Attraverso gli aloni del finestrino, vidi sfrecciare foglie e rami, e poi distese d’addio dietro passaggi a livello incustoditi dai secoli e divisi dai campi di lavoro, ereditati dal tempo. Posai lo sguardo sul cemento delle prime città, sulla solitudine di pendolari annoiati dai ritmi quotidiani, e vidi lacrime mai versate per il loro presente senza slancio, inghiottito dall’urgenza della normalità.
Ero una di loro e scappavo via, ma non lo sapevo ancora. Anch’io avevo lacrime nascoste che avrei raccontato solo molto tempo dopo, e che nel frattempo avrei nutrito di ricordi e silenzi prolungati.

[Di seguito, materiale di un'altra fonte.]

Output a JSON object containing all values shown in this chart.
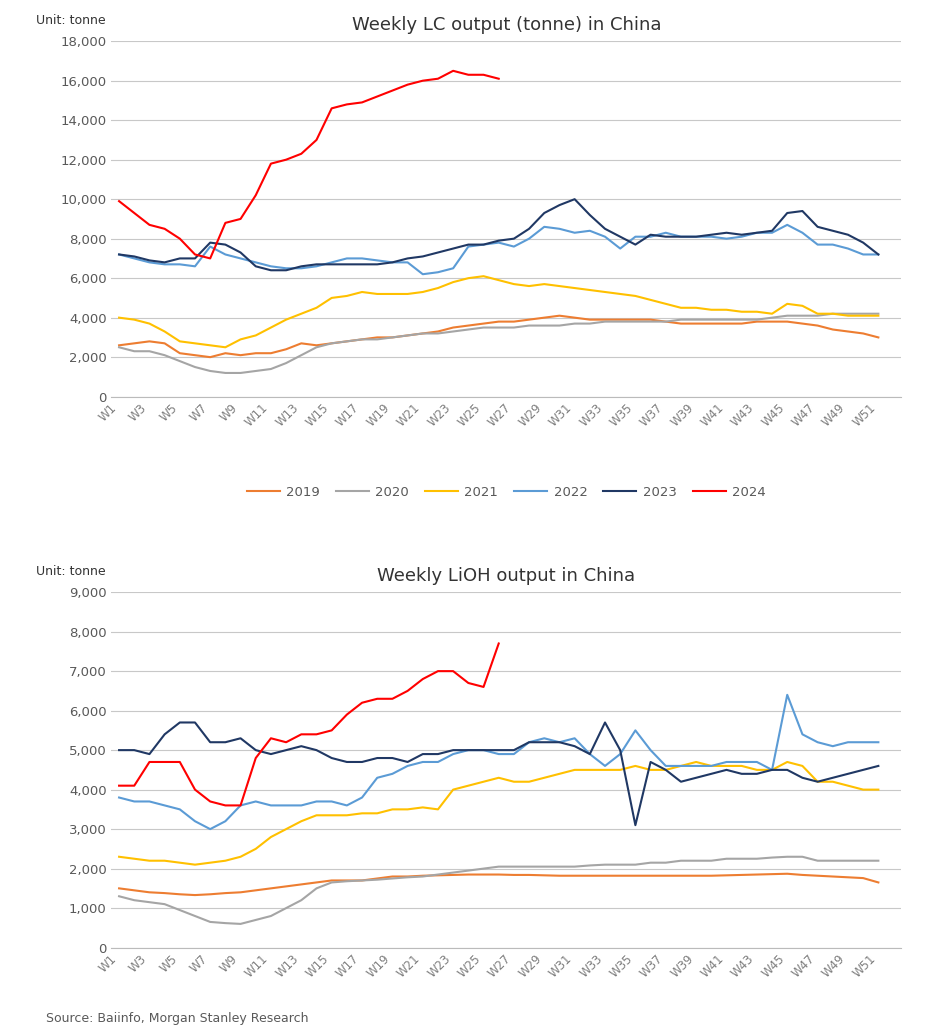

Rivissi il mio passato in un sonno discontinuo, intervallato dal passaggio di luci e viaggiatori, vagoni sovraffollati e voci sconosciute, fruscii di indumenti a basso costo e saluti in lingue diverse, biglietti d’andata e corse in ritardo, in un’aria affettata d’ansia e transizione. Nella tregua delle palpebre chiuse guardai a fatica i colori della terra lasciata alle spalle, che aveva visto nascere sogni a cui non avrebbe assistito, o forse li aveva semplicemente creati con la condizione di non assumersi in seguito alcuna responsabilità. Mi rifugiavo spesso all’ombra della torre merlata, non per fuggire da qualcosa, ma per ascoltare soltanto, gli uccelli e le liriche del vento. Altre volte ascoltavo mio nonno seduto sotto i lampioni della grande piazza. Mi raccontava le storie della sua infanzia, sempre a metà strada tra i due mari, di cascate d’avorio e punti solari che diventavano oro tra le mani dei contadini dei vigneti, di sacerdoti messapici e combinazioni alchemiche. Sapevo che era tutto inventato, ma il racconto leggendario mi parve più d’una volta capace di cambiare il profumo dell’aria, fino a fondersi perfettamente con l’odore del carbone bruciato nei camini d’inverno, e 
d’estate con la delicata fuliggine della frutta lasciata al sole ad essiccare. Un sapore di terra bagnata e d’antico era il risultato della mescolanza di tradizione e voglia di cambiare.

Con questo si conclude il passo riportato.